Representatives from Community Concepts, SeniorsPlus, Tri-County Mental Health and Head Start gathered in Lewiston City Hall on Wednesday morning to decry the Medicaid rule changes.

“We’ve seen cuts before, but we’ve never seen anything that hits as hard or is as widespread across social service agencies,” said Matthew Smith, CEO of Community Concepts Inc. Smith estimated the rule change would mean service cuts of $181 million in Maine.

The changes are designed to trim the federal budget deficit by $3.3 billion over five years by reducing the types of services paid by Medicaid. Congress had tried to delay those changes, adding a moratorium on the State Children’s Health Insurance Program legislation it approved late in 2007. President George W. Bush vetoed the legislation and the moratorium. A Jan. 23 effort in Congress to override that veto failed by 14 votes.

The new rules take effect in March, giving local social service agencies little time to prepare. They are asking Maine’s congressional delegates and state legislators to push for a new moratorium.

“This is huge,” said Estelle Rubinstein of Head Start Androscoggin County.
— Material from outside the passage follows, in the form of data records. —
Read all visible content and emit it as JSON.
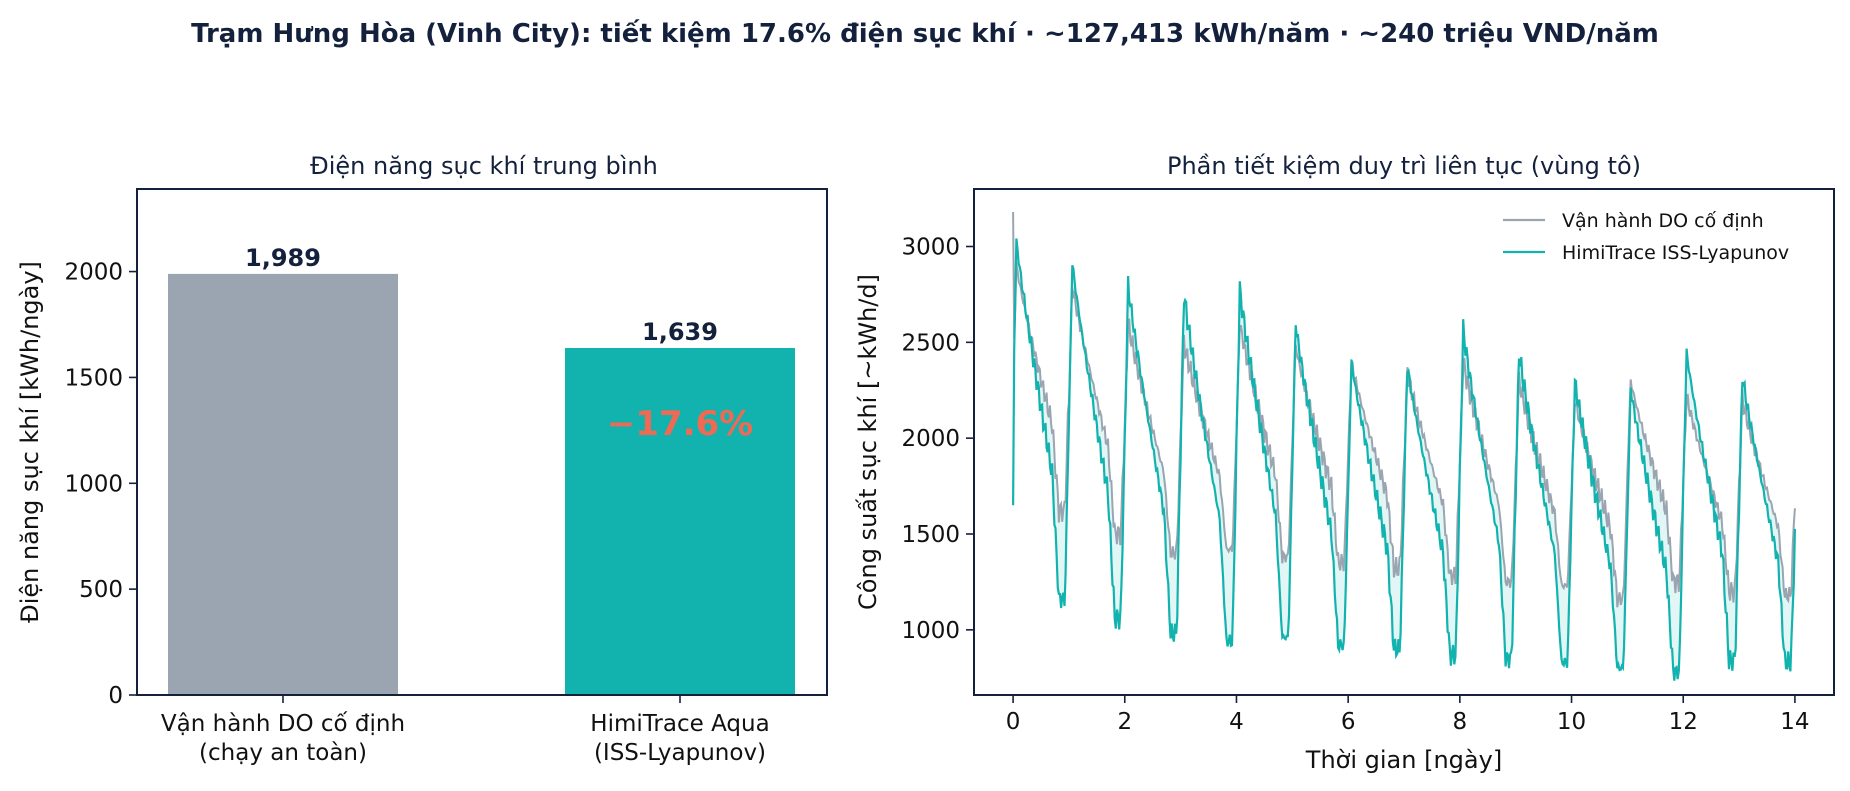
{
  "suptitle": "Trạm Hưng Hòa (Vinh City): tiết kiệm 17.6% điện sục khí  ·  ~127,413 kWh/năm  ·  ~240 triệu VND/năm",
  "colors": {
    "baseline": "#9aa5b1",
    "optimized": "#12b3ae",
    "accent": "#ee6a55",
    "text": "#14213d"
  },
  "chart_data": [
    {
      "type": "bar",
      "title": "Điện năng sục khí trung bình",
      "ylabel": "Điện năng sục khí [kWh/ngày]",
      "xlabel": "",
      "categories": [
        "Vận hành DO cố định\n(chạy an toàn)",
        "HimiTrace Aqua\n(ISS-Lyapunov)"
      ],
      "values": [
        1989,
        1639
      ],
      "value_labels": [
        "1,989",
        "1,639"
      ],
      "annotation": "−17.6%",
      "ylim": [
        0,
        2390
      ],
      "yticks": [
        0,
        500,
        1000,
        1500,
        2000
      ],
      "grid": false
    },
    {
      "type": "line",
      "title": "Phần tiết kiệm duy trì liên tục (vùng tô)",
      "xlabel": "Thời gian [ngày]",
      "ylabel": "Công suất sục khí [~kWh/d]",
      "xlim": [
        -0.7,
        14.7
      ],
      "ylim": [
        660,
        3300
      ],
      "xticks": [
        0,
        2,
        4,
        6,
        8,
        10,
        12,
        14
      ],
      "yticks": [
        1000,
        1500,
        2000,
        2500,
        3000
      ],
      "legend": "top-right",
      "fill_between": true,
      "grid": false,
      "series": [
        {
          "name": "Vận hành DO cố định",
          "peaks": [
            2900,
            2800,
            2600,
            2500,
            2600,
            2480,
            2400,
            2350,
            2400,
            2300,
            2200,
            2300,
            2220,
            2200,
            2100
          ],
          "troughs": [
            1620,
            1500,
            1400,
            1420,
            1380,
            1350,
            1320,
            1280,
            1250,
            1230,
            1160,
            1250,
            1200,
            1180,
            1160
          ],
          "start_value": 3180
        },
        {
          "name": "HimiTrace ISS-Lyapunov",
          "peaks": [
            3030,
            2920,
            2800,
            2760,
            2780,
            2600,
            2400,
            2380,
            2570,
            2450,
            2300,
            2260,
            2450,
            2330,
            2020
          ],
          "troughs": [
            1160,
            1060,
            980,
            940,
            960,
            920,
            900,
            870,
            850,
            830,
            800,
            780,
            840,
            830,
            1000
          ],
          "start_value": 1650
        }
      ]
    }
  ]
}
Agencies like hers learned of the cuts during a statewide presentation last week by the Maine departments of Health and Human Services and Education.

Smith said the cuts will mean fewer people with disabilities will qualify for care.

Pam Allen of SeniorsPlus said it will mean the reduction in home care for many senior citizens. Without that help, many will be forced out of their homes.

“Where will these people go?” Allen asked. “I suggest that many will end up lined up in front of nursing homes. Some of them will come back to their families, and we already know how burdened those families can be.”